Segundo o levantamento, o Supremo Tribunal Federal tem rejeitado cerca de 80% dos pedidos de indenização. Decisões de primeira instância, que acabam anuladas na instância superior, porém, têm funcionado como censura, diz a ONG. Muitas liminares proíbem a publicação de informações e só são revogadas depois em instâncias superiores.

- O país demonstra viver novo tipo de repressão à mídia livre. A censura direta acaba, a violência física diminui, mas as ações inibidoras crescem. É a velha repressão que mudou de estratégia - diz Paula Martins.

A entidade sugere reformulação das leis. "Indenizações devem ser utilizadas só quando outras soluções forem insuficientes", diz o relatório. Para a Article 19, poderia haver reparações na área cível, sem multas.

"A legislação brasileira sobre liberdade de expressão é, na melhor das hipóteses, incompleta, e na pior, seriamente problemática", afirma a ONG, que pede um marco regulatório da liberdade de expressão.

O levantamento mostra que 4,2% dos processos foram ajuizados na área criminal. O valor médio das indenizações cíveis pedidas foi R$80 mil.

- Há pessoas se aproveitando da permissividade.

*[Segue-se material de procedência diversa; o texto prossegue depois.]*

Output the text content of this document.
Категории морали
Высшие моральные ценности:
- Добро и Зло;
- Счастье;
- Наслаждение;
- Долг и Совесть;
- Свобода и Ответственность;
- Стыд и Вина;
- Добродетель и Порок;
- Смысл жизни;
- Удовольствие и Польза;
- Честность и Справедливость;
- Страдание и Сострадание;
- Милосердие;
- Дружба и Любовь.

Usam a Justiça como escudo para tentar se defender, inibir denúncias ou ganhar dinheiro - diz Márcio Chaer, do "Consultor Jurídico", frisando que nem todos os autores das ações são desonestos. - É impossível não cometer erros, e jornalistas os cometem. Mas o dano moral do jornalista deveria ser tratado como acidente de trabalho.

A pesquisa diz que, entre 1993 e 2007, houve aumento de 42.700% nas ações por dano moral de todo tipo e não só contra a imprensa. Anualmente, o Superior Tribunal de Justiça recebe dez mil processos por dano moral. A estimativa é que a Justiça brasileira receba um milhão de ações desse tipo por ano.